How can one show that there is no function, which is a continuously partially derivable function $f \in C^2(\mathbb{R^3})$ with this gradient
$$\nabla f(x,y,z) = (yz, xz, xy^2)$$
I thought about using the Hessian matrix since one has to calculate all second partial derivatives of $f$ there.
Since only the gradient is given, can I calculate the antiderivatives first:
$yz = xyz$
$xz = xyz$
$xy^2 = xy^2z$
Now I want to calculate the antiderivatives of the antiderivatives:
$xyz = \frac{yzx^2}{2}$
$xyz = \frac{yzx^2}{2}$
$xy^2z = \dfrac{y^2zx^2}{2}$
I didn't calculate the antiderivatives of the partial derivatives and I don't even know if that way is correct...

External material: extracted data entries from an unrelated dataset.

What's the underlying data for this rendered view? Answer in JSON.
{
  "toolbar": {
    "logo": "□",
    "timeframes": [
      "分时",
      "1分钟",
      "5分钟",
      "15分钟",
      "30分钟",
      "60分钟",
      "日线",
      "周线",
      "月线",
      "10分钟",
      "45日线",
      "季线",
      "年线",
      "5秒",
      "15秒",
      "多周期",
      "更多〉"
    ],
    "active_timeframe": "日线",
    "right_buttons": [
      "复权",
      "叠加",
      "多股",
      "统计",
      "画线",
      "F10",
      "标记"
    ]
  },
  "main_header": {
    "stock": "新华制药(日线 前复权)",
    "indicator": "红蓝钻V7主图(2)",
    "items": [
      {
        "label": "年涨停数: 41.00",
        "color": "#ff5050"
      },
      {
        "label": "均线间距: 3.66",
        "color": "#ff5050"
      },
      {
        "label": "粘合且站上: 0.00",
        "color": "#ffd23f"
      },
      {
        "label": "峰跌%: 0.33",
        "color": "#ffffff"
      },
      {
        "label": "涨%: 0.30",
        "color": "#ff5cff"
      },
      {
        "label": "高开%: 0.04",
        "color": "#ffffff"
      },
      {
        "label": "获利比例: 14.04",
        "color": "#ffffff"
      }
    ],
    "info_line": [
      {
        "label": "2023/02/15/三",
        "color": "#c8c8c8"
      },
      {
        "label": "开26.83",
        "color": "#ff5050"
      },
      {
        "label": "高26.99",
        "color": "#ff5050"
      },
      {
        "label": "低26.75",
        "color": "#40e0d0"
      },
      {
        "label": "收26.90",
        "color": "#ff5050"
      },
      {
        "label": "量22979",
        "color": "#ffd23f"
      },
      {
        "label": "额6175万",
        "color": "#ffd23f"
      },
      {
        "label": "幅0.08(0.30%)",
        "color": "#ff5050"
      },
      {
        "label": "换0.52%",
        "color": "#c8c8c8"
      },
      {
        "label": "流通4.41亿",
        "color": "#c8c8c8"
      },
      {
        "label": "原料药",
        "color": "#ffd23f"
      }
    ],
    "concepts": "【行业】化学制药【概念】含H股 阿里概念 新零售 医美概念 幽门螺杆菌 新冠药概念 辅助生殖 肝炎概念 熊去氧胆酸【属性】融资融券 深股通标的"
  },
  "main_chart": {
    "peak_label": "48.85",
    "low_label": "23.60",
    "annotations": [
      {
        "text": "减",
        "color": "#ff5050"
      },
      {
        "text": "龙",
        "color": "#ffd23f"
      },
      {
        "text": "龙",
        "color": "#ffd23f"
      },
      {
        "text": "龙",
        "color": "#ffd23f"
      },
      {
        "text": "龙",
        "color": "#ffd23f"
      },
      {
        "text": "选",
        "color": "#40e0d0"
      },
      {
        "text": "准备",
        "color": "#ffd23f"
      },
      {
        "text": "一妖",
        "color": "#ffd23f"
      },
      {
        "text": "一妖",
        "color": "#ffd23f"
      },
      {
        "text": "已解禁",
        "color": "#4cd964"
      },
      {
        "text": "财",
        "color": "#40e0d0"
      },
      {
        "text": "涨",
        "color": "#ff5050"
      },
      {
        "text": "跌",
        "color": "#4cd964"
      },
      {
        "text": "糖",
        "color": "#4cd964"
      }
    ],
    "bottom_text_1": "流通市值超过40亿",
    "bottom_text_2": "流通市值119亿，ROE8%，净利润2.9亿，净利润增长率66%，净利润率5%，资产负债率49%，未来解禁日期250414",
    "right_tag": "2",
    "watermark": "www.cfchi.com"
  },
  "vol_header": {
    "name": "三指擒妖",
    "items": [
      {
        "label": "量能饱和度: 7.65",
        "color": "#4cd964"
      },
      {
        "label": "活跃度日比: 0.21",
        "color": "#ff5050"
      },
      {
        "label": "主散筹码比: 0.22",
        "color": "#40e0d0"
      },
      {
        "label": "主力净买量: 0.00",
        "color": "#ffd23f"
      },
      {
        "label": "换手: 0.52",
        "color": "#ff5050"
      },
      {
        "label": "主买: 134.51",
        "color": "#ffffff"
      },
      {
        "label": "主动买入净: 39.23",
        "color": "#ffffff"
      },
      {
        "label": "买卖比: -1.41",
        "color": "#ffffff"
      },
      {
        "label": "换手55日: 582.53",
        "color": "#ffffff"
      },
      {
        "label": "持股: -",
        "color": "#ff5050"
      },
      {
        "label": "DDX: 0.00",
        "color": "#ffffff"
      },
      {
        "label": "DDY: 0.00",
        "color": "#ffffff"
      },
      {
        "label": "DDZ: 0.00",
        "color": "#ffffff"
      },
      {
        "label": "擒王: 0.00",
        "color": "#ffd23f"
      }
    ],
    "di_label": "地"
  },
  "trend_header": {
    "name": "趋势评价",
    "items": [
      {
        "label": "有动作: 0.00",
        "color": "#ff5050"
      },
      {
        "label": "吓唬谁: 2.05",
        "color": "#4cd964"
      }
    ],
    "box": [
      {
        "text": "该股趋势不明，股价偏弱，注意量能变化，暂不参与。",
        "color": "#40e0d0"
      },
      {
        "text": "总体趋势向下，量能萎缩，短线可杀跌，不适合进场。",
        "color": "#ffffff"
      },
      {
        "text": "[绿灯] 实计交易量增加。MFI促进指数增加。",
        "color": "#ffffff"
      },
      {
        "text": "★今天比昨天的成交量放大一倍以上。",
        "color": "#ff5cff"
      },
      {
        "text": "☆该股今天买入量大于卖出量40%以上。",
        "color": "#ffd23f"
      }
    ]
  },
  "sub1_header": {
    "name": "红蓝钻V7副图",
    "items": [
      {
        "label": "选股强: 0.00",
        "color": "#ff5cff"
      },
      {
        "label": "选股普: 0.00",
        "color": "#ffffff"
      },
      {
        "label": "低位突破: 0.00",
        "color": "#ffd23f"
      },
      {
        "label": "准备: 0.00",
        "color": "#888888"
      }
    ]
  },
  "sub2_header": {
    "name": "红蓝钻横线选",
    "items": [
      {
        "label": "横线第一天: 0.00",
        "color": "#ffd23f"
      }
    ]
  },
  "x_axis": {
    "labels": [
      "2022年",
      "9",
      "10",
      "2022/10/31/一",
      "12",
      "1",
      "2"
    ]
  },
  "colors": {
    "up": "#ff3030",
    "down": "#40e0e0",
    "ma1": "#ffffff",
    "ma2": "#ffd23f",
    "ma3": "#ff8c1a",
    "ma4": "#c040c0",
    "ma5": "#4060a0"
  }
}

If $$\nabla f=(f_1(x,y,z),f_2(x,y,z),f_3(x,y,z))$$and $f_i$s are twice differentiable, we must have $${\partial ^2 f_1\over \partial y\partial z}={\partial ^2 f_2\over \partial x\partial z}={\partial ^2 f_3\over \partial x\partial y}$$for all $x,y,z$ but this doesn't hold here since $$1=1\ne 2y\qquad \forall x,y,z\in \Bbb R$$therefore such a function doesn't exist.